The influence of annealing temperature on the morphology of Si nanowire–Au nanoparticle heterostructures was shown in Fig. 5A–D. Fig. 5E–H further show the corresponding HRTEM images. Annealing at 300 °C only resulted in slight morphology change (Fig. 5A) of the heterostructures as compared to the as-produced. Meanwhile, no obvious formation of gold/gold silicide core/shell nanoparticles was observed on this sample and the nanoparticle lattice spacing (∼0.23 nm) was similar to that of pristine Au nanoparticles (Fig. 5E). However, significantly improved Au nanoparticle uniformity was observed on the heterostructures annealed at 500 °C. The core/shell structure for the nanoparticles was also observed with the lattice spacing increased from ∼0.23 nm of the core to ∼0.25 nm of the shell (Fig. 5F). When the annealing temperature increased to 700 °C and 800 °C, the nanoparticles on the heterostructures show constant lattice spacing of ∼0.25 nm (Fig. 5G and H), indicating the phase transformation or gold diffusion process becomes more pronounced at high temperatures and the Au nanoparticles were completely converted to gold silicide. In addition, it needs to mention that annealing at 1000 °C led to the partially fusion of Si nanowires and severe destruction of the heterostructures was observed (Fig. S2, ESI†).
 |
| Fig. 5 TEM images and lattice structure of the Si nanowire–Au nanoparticle heterostructures after annealing at (A and E) 300 °C, (B and F) 500 °C, (C and G) 700 °C, and (D and H) 800 °C. (I) Average diameter and inter-particle spacing of Au nanoparticles on Si nanowires after annealing for different temperatures. Contour graphs showing the distribution of Au nanoparticle (J) diameter and (K) spatial density as a function of Si nanowire diameter and the annealing temperature. Note: baseline annealing conditions were 45 min duration and in Ar environment. | |
Fig. 5I further summarized the variation of size and inter-particle spacing of Au nanoparticles on the heterostructures after annealing at various temperatures (also see Table S2, ESI†). Annealing at 300 °C showed obvious influence on the distribution of Au nanoparticle size (even not much on the morphology as shown in Fig. 5A), which was increased from ∼10.4 nm of the as-nucleated (Fig. 3B) to ∼16.8 nm (Fig. 5A). Further increase the annealing temperature (from 500 °C to 800 °C) resulted in continuous increase of particle size. This is understandable since the diffusion efficiency of gold is increased at higher temperature, which is prone to the migration and merging of Au nanoparticles. The inter-particle spacing of Au nanoparticles increased from ∼6.19 nm (Fig. 3B) to ∼7.55 nm when annealed at 300 °C (Fig. 5A) and to ∼9.66 nm when annealed at 500 °C (Fig. 5B). Further increasing the temperature showed little effect on the inter-particle spacing, which kept a constant value of ∼10 nm (Fig. 5C and D). Fig. 5J and K show the correlation of particle size and spatial density with the annealing temperature and the diameter of Si nanowires. The largest Au nanoparticles were mainly distributed on the heterostructures with largest Si nanowire diameter and that treated at high temperature. This is due to the increase of gold migration rate on the low curvature nanowires (same as described above) and at high temperature.48 With this regard, one can understand that the highest spatial density of Au nanoparticles was mainly observed on the small-diameter nanowires and the heterostructures annealed in low temperatures (Fig. 5K).

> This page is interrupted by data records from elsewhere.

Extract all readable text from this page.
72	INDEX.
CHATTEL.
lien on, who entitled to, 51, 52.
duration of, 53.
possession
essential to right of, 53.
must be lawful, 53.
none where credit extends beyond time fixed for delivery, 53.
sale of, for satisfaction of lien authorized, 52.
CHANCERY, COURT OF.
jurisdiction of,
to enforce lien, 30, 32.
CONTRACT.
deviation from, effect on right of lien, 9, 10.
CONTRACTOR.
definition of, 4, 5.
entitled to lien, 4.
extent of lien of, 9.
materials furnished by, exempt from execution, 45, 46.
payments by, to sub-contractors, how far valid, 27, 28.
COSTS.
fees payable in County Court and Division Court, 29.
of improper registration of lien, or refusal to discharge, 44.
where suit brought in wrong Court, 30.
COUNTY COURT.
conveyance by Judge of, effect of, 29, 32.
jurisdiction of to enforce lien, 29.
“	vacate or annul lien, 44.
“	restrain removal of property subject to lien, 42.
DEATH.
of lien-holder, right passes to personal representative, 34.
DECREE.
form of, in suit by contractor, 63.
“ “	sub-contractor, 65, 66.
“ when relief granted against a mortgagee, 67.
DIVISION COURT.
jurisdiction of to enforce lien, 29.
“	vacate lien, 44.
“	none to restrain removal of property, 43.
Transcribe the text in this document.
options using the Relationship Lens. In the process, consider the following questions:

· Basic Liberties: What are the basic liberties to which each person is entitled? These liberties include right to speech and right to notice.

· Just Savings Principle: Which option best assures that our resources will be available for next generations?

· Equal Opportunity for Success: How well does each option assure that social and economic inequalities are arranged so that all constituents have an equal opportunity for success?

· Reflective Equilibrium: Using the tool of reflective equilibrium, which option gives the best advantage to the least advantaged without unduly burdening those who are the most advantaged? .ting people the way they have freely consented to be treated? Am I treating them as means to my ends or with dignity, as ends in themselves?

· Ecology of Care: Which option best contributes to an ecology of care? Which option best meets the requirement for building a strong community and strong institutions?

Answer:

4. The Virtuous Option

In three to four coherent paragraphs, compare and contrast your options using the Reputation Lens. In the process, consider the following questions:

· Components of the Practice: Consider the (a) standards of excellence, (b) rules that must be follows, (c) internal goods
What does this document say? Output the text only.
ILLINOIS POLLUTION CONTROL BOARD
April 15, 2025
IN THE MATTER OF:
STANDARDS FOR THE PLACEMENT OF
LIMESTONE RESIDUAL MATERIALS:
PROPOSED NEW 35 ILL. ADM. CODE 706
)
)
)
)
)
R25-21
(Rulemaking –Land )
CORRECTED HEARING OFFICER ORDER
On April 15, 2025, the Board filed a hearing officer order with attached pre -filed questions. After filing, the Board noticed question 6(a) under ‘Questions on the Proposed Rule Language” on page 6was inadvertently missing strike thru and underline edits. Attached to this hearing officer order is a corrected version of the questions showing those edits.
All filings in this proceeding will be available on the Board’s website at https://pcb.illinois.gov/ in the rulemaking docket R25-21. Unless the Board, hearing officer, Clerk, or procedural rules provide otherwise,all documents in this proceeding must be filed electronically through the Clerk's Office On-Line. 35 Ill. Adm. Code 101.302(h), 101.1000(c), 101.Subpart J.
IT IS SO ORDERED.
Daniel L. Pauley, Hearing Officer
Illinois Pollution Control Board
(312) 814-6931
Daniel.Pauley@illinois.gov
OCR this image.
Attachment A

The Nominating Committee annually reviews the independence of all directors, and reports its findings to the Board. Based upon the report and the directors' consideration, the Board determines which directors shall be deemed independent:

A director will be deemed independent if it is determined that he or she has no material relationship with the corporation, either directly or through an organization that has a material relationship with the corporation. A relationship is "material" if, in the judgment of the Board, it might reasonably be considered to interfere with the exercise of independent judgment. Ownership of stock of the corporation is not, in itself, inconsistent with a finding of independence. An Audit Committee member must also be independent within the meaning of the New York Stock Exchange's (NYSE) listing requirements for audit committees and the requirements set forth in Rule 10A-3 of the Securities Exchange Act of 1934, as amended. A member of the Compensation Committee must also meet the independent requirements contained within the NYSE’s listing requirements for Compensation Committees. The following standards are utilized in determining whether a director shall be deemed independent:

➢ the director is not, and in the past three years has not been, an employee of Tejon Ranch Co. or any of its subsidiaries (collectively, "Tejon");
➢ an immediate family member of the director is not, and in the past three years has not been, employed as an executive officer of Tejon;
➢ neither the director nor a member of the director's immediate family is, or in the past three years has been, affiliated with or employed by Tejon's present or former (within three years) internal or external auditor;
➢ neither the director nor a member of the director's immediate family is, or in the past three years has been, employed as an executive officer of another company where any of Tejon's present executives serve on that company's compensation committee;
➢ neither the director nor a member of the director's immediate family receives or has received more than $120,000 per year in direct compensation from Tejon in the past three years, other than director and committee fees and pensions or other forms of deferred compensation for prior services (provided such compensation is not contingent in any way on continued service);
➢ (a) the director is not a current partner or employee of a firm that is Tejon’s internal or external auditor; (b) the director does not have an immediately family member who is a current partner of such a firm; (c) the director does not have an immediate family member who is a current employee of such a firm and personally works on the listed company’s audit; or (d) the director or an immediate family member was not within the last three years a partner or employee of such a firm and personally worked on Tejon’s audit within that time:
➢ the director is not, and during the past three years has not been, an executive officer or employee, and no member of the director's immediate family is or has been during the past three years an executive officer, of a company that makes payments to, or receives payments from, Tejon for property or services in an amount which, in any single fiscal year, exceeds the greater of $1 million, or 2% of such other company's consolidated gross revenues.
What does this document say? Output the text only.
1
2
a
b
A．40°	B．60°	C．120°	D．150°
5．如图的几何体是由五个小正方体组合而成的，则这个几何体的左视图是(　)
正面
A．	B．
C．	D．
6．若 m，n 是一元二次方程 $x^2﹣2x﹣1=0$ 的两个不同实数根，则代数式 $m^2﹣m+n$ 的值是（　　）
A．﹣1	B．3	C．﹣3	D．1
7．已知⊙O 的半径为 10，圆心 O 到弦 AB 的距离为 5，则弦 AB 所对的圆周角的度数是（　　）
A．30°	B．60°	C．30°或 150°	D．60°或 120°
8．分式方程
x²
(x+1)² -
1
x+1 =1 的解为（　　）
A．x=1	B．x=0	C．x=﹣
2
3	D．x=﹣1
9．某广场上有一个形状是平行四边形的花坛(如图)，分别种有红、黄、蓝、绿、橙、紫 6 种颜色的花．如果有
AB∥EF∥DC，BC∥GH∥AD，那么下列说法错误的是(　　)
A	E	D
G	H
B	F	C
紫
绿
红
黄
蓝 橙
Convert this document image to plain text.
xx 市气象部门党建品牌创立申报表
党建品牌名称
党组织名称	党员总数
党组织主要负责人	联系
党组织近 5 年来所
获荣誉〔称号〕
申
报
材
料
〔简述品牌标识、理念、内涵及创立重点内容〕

TEM images of the Si nanowire–Au nanoparticle heterostructures annealed in various environments were shown in Fig. 6A–H. The aforementioned core/shell nanoparticles can be observed on the heterostructures that annealed in 5% O2/Ar and N2 environments (Fig. 6E and G). Meanwhile, the lattice spacing of nanoparticles on the heterostructures annealed in 10% H2/Ar and vacuum environment was increased from ∼0.23 nm of the pristine to ∼0.24 nm to ∼0.25 nm due to the formation of gold silicide. Fig. 6I further summarized the variation of particle diameter and inter-particle spacing of the heterostructures (see Table S2, ESI†). The heterostructures annealed in 5% O2/Ar environment show smaller average nanoparticle diameter (∼16.3 nm) as compared with that annealed in pure Ar (∼18.5 nm). This is because the outer layer of Si nanowires and Au nanoparticles was partially oxidized in the presence of O2. The oxide layers mitigated the direct diffusion of gold into Si nanowires as well as the surface migration of Au nanoparticles, leading to less changes in nanoparticle size during the annealing.52,53 The average diameter of nanoparticles after annealing in 5% H2/Ar was ∼16.8 nm (Fig. 6B and I). This relatively smaller size is due to the presence of hydrogen, which removed the pristine surface oxide layer on the Si nanowires and facilitated the diffusion of Au nanoparticles into Si nanowires.56 As a result, the surface migration and aggregation of Au nanoparticles was not significant. Moreover, annealing in vacuum also resulted in a less increased nanoparticle diameter (∼16.2 nm, Fig. 6D and I), which is probably due to the high diffusion rate of gold in silicon at low pressure.54 Heterostructures annealed in N2 environment (Fig. 6C and I) showed no significant difference on particle size and inter-particle spacing with that annealed in Ar.55 Contour images in Fig. 6J–K show the distribution of particle size and spatial density according to various environments and nanowire diameter. Similar with that observed in previous duration and temperature study, nanoparticles with the largest diameter were observed on large Si nanowires while the region with highest spatial density were observed on small nanowires. In addition, the region with highest spatial density was observed on heterostructures treated in the H2/Ar environment owning to the mitigation of surface migration and merging of Au nanoparticles in the presence of hydrogen.
 |
| Fig. 6 TEM images and lattice structure of the Si nanowire–Au nanoparticle heterostructures after annealing in various environments including (A and E) 5% O2/Ar, (B and F) 10% H2/Ar, (C and G) N2, and (D and H) vacuum. (I) Average diameter and inter-particle spacing of Au nanoparticles on Si nanowires after annealing for different environments. Contour graphs showing the distribution of Au nanoparticle (J) diameter and (K) spatial density as a function of Si nanowire diameter and the annealing environment. Note: baseline annealing conditions were 45 min duration and in Ar environment. | |
Histograms in Fig. S3 (ESI†) summarized the size distribution and inter-particle spacing distribution of Au nanoparticles on the heterostructures before and after annealing at various conditions. Composition analysis for the heterostructures before and after annealing (at 500 °C, 45 min and Ar environment) was conducted using STEM-mode EDS line profile. STEM images in Fig. S4A and B (ESI†) show different contrast of gold and silicon in the heterostructures, which were further identified by the EDS spectra in Fig. S4C and D (corresponding to spot “1” and “2” in Fig. S4B, see ESI†). Representative EDS line profiles of the nanowire heterostructures before and after annealing process is shown in Fig. S4E and F (ESI†). These line profiles clearly show the elements present and their maps as a function of location on the nanowire.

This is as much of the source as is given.